O Regime Jurídico das Instituições de Ensino Superior (RJIES), estabelecido em 2007, introduziu, na altura, um novo modelo de governação que foi positivo para o ensino superior. Mas os ritmos do progresso e da inovação são cada vez mais acelerados e as Instituições de Ensino Superior não podem ver o seu papel limitado, nem ficar para trás.

O país e o mundo estão a mudar muito rápido e a reforma do RJIES é imprescindível para que o sistema de ensino superior consiga responder, com maior agilidade, às necessidades da sociedade e do país.

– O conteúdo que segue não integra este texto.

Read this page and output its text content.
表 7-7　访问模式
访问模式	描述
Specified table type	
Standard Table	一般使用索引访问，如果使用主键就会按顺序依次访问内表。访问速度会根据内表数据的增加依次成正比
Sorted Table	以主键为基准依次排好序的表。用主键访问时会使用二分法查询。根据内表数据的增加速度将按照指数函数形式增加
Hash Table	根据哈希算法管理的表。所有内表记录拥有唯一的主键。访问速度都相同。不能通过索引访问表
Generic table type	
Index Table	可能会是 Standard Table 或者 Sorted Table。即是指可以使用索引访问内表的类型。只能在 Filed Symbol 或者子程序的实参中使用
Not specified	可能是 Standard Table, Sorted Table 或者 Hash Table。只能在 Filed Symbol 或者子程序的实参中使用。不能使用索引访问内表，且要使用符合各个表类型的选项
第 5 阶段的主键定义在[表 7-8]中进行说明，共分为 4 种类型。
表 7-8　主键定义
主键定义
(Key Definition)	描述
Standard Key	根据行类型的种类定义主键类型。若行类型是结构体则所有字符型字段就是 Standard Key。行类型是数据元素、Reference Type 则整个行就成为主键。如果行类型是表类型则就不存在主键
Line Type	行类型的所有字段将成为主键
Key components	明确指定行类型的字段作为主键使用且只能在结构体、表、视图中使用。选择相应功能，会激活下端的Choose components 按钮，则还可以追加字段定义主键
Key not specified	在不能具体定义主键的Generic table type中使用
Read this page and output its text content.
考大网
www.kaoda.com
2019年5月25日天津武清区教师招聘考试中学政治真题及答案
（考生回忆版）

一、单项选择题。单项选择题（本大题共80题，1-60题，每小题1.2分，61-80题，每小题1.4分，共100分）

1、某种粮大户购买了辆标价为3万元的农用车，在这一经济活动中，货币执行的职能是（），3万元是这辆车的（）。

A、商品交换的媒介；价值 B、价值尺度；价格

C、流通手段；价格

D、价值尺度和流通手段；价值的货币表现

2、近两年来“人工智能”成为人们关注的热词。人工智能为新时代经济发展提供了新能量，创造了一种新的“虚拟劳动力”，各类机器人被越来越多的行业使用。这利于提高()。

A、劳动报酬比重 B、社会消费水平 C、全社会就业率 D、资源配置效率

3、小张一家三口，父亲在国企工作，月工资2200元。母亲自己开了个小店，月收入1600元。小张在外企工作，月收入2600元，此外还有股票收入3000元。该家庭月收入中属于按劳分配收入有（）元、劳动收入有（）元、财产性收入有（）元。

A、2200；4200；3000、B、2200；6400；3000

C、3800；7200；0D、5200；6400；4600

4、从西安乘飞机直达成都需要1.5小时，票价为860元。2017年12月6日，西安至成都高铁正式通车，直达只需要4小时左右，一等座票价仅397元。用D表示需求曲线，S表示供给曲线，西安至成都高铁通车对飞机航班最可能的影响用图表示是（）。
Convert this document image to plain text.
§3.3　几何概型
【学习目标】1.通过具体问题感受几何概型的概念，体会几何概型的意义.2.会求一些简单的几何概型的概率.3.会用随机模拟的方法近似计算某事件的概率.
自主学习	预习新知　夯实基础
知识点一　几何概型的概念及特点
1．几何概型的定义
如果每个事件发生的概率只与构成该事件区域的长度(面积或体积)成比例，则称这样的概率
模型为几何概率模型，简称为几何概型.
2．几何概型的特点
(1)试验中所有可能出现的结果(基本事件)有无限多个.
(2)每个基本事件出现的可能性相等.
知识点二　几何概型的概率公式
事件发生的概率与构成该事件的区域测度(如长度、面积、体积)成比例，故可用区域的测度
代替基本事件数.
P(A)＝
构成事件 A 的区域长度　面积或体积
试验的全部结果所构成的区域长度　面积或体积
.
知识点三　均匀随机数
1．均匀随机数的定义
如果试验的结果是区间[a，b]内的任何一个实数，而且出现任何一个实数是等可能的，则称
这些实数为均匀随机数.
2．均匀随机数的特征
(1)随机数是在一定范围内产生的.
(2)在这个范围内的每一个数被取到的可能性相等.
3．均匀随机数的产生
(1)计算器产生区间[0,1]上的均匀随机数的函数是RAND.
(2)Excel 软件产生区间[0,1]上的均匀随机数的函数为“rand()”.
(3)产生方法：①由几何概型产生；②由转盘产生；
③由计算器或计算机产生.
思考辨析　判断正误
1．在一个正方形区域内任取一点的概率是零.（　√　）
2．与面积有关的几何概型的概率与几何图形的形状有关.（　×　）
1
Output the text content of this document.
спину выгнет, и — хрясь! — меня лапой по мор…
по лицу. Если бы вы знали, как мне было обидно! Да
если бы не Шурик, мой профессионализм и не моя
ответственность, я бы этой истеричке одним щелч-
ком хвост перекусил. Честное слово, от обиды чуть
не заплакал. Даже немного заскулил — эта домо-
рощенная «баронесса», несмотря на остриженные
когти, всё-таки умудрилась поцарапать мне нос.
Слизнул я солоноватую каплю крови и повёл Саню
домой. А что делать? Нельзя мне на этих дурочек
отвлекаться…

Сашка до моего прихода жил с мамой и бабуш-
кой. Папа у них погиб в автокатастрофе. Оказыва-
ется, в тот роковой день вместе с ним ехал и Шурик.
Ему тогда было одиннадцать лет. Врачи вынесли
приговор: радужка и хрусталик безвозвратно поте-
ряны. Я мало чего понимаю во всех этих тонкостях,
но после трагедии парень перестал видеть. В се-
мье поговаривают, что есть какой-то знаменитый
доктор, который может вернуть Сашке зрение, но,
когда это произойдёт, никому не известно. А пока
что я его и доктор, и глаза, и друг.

Naturalmente que a reforma do RJIES só é pertinente se for para melhor, ou seja, um RJIES que proporcione mais democraticidade, mais autonomia e uma representação mais proporcional dos estudantes nos órgãos das instituições

Em termos globais, a proposta do governo é positiva, mas contém detalhes preocupantes e que podem revelar-se perigosos para o sistema.

A eleição do reitor ou presidente não podia mesmo continuar capturada por um grupo de 15 a 35 pessoas no conselho geral. O atual modelo de eleição do dirigente máximo de uma instituição alimenta clientelismos e caciques corporativos, colocando muitas vezes interesses de fações à frente do interesse da Instituição.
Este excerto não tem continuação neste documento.